CASA sends out a monthly newsletter to about 120 volunteer advocates, the adults who advocate for 288 children enrolled in the program, covering Missoula County and Mineral County.
While some nonprofits depend heavily on Giving Tuesday, others like the Missoula Community Foundation, 508 East Broadway, follows another fundraising strategy.
“We do not focus much on this Giving Tuesday beside a quick post on Social Media,” said Marcy Allen, MCF executive director. “Our focus is on Missoula Gives, our day of giving in the spring, which will be April 30 to May 1 this year. This year we hope to help area nonprofits raise over a one-half million dollars.”
The foundation’s mission is to inspire philanthropy, strengthen nonprofits and embrace a thriving, inclusive community. That means that Giving Tuesday is still very high on its list of priorities.
“We are, however, an advocate for all those nonprofits running Giving Tuesday events,” said Allen. “This type of funding is so crucial for nonprofits who need unrestricted operating dollars to fulfill their missions. The less time they have to spend writing grants and grant reports the more time they get to dedicate to the important work they do in our communities.”
So far, MCF has given away $50,000 this year to various nonprofits and helped raise $420,000 on its special Missoula Gives day.
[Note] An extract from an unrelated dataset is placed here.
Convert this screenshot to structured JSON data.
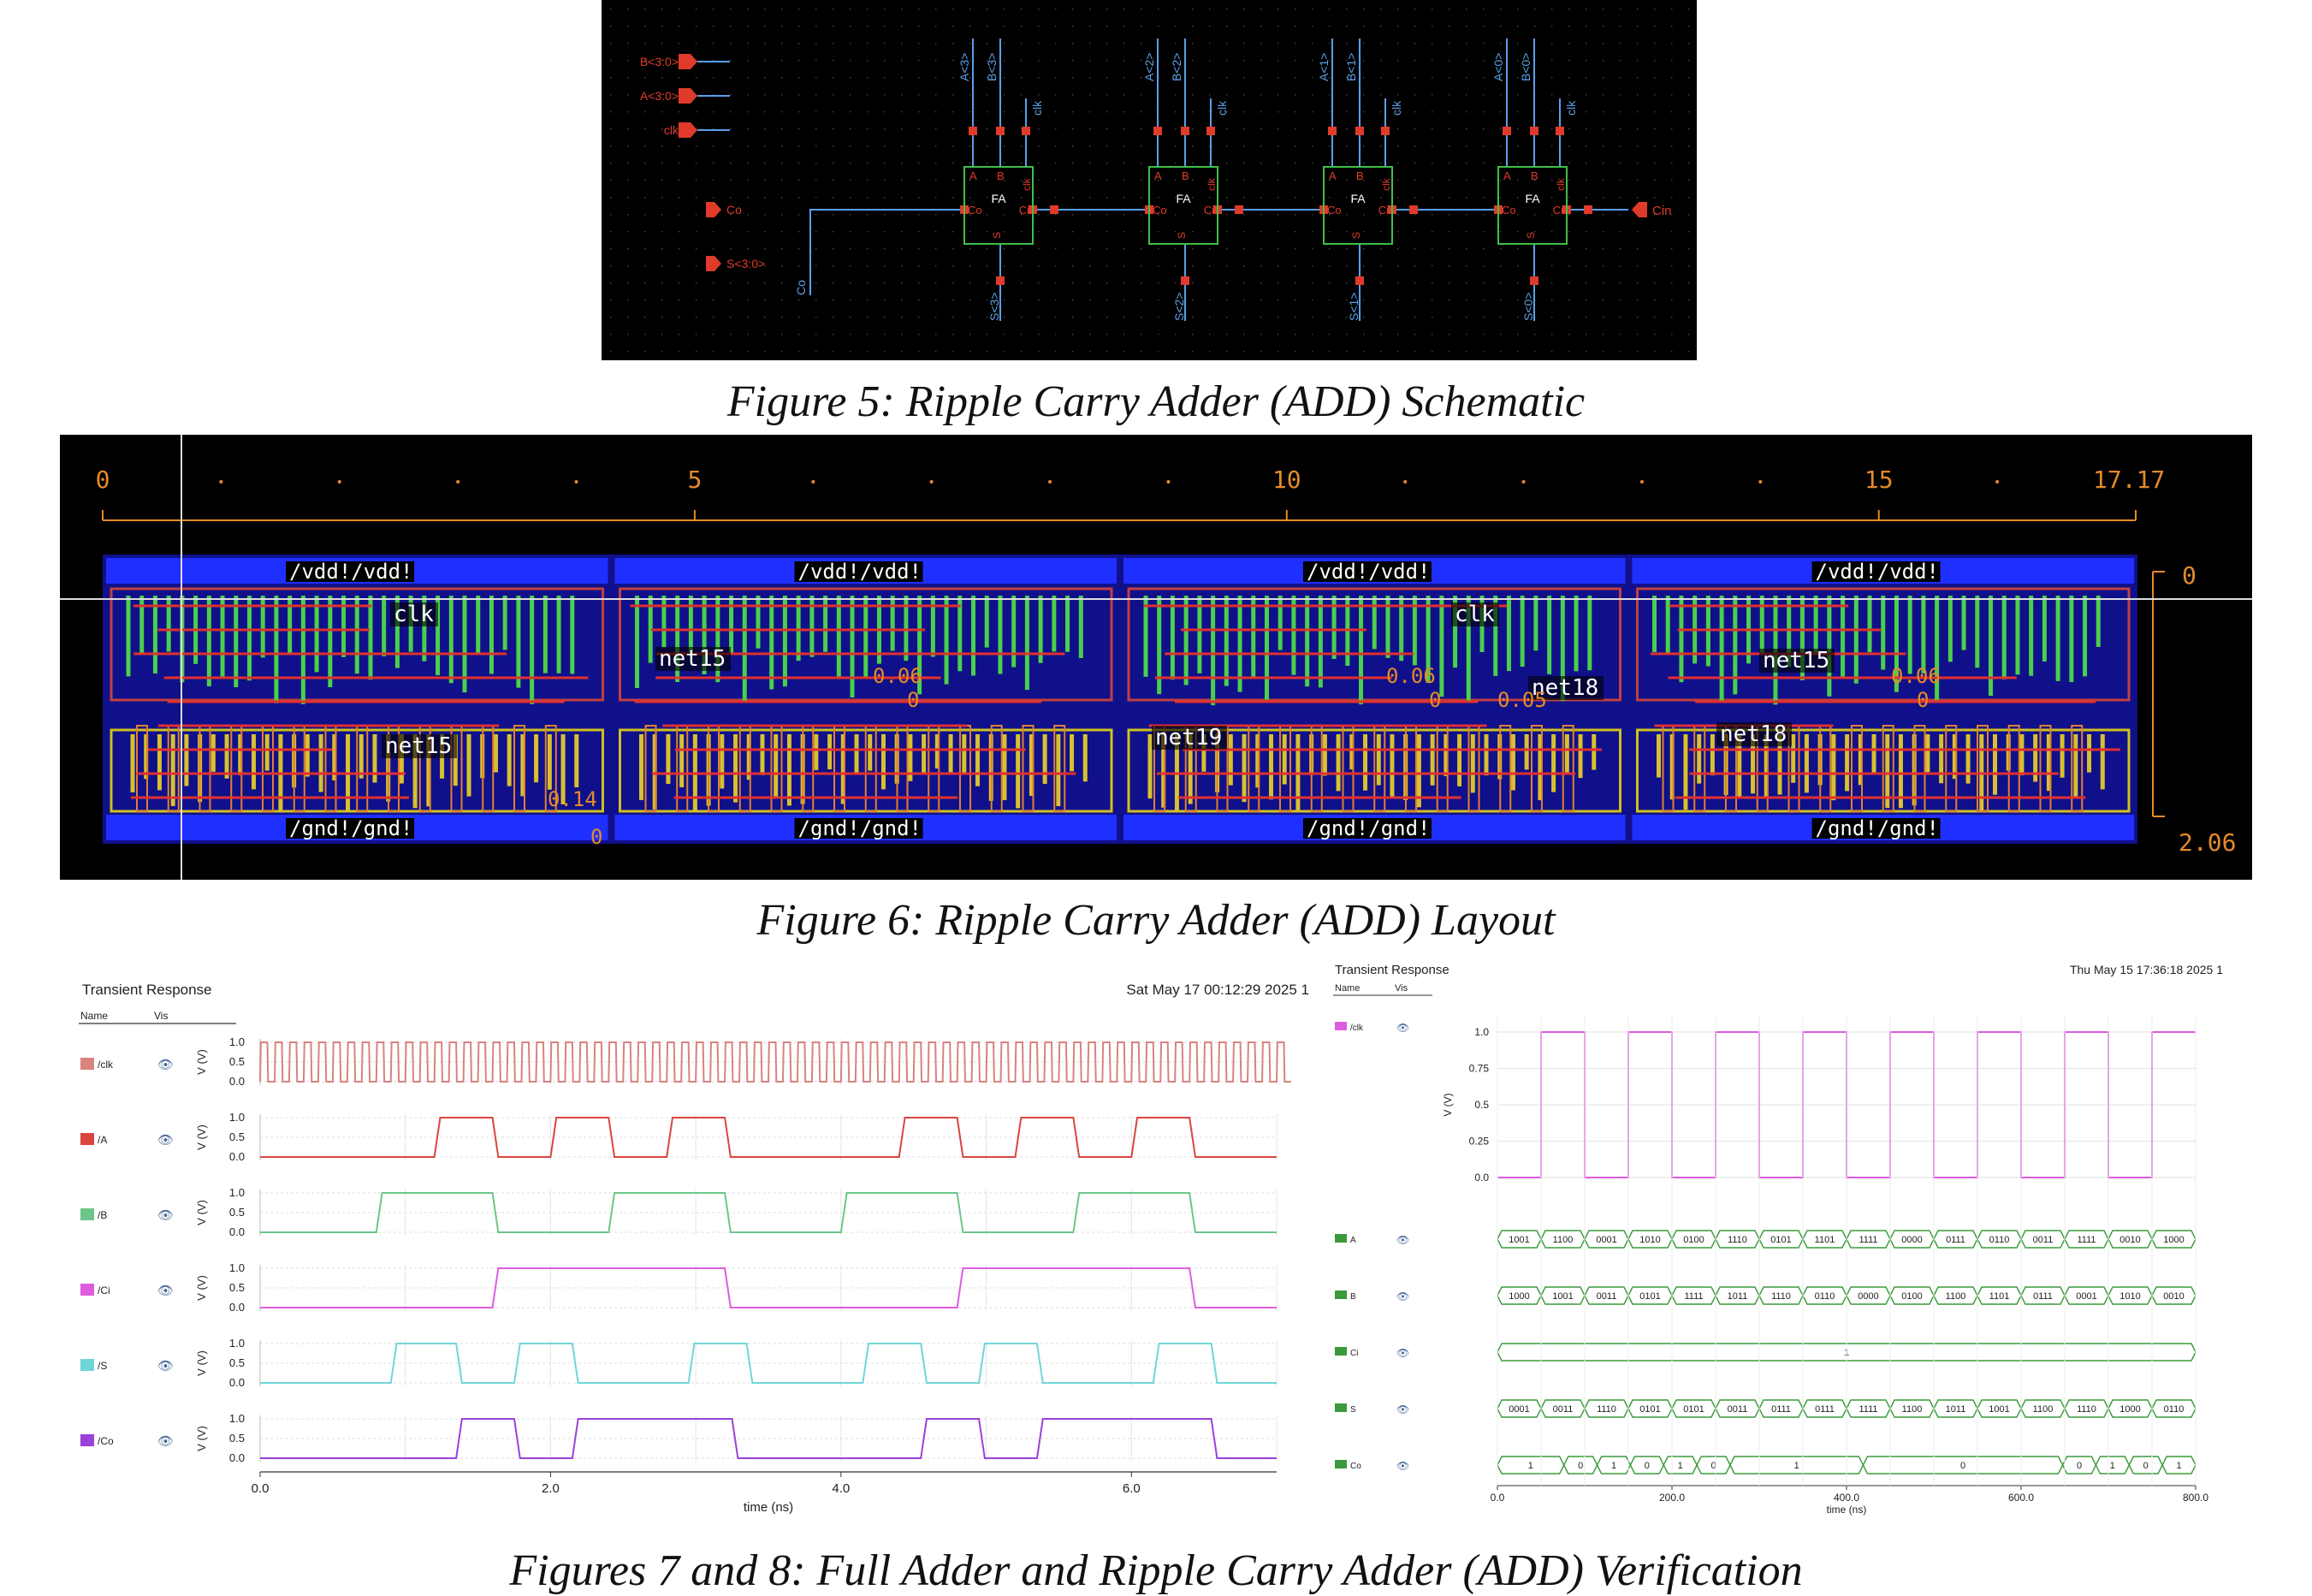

Foundation funds “can also be used to build capacity in organizations for things like staff training, technology investments, employee retention, funding for communication and fundraising and other operating needs. It is always fun to support the big shiny project, but those projects need the organizational capacity to be successful,” added Allen. “Giving Tuesday can also be a way to acquire new donors for area nonprofits.”
Allen encourages individuals to give the gift of one’s time or money.
“You don’t have to give big; you can carry someone’s groceries to the car, give 5 dollars, or buy a coffee for the person behind you in line. Guess what? Giving feels good. If people have a passion area, we can help connect them with organizations doing work in that area.”
Furthermore, Allen said the process of donating has shifted with a new tax code.
“It is now more important to support your favorite non-profit as they adjust to this shift in giving,” she added.
The Giving Tuesday website reports that in the past seven years, the idea of giving to nonprofits has grown into a global movement that inspires “hundreds of millions of people to give, collaborate and celebrate generosity.
A handy directory on the website contains lists of organizations, events and other ways for donors to give back in their local communities.
The website maintains a live, ongoing countdown of Giving Tuesday, plus a full real-time count of the amount of money raised online, the number of financial gifts from donors and the “mean” size of the gift.
Giving your time to a charity event, your voice of support, your dollars, much-needed goods to organizations or individuals, your talent and your kindness – it all counts.
Categories on the website include organization type, nonprofits, corporations, faith-based organizations, foundations, schools, small businesses and universities.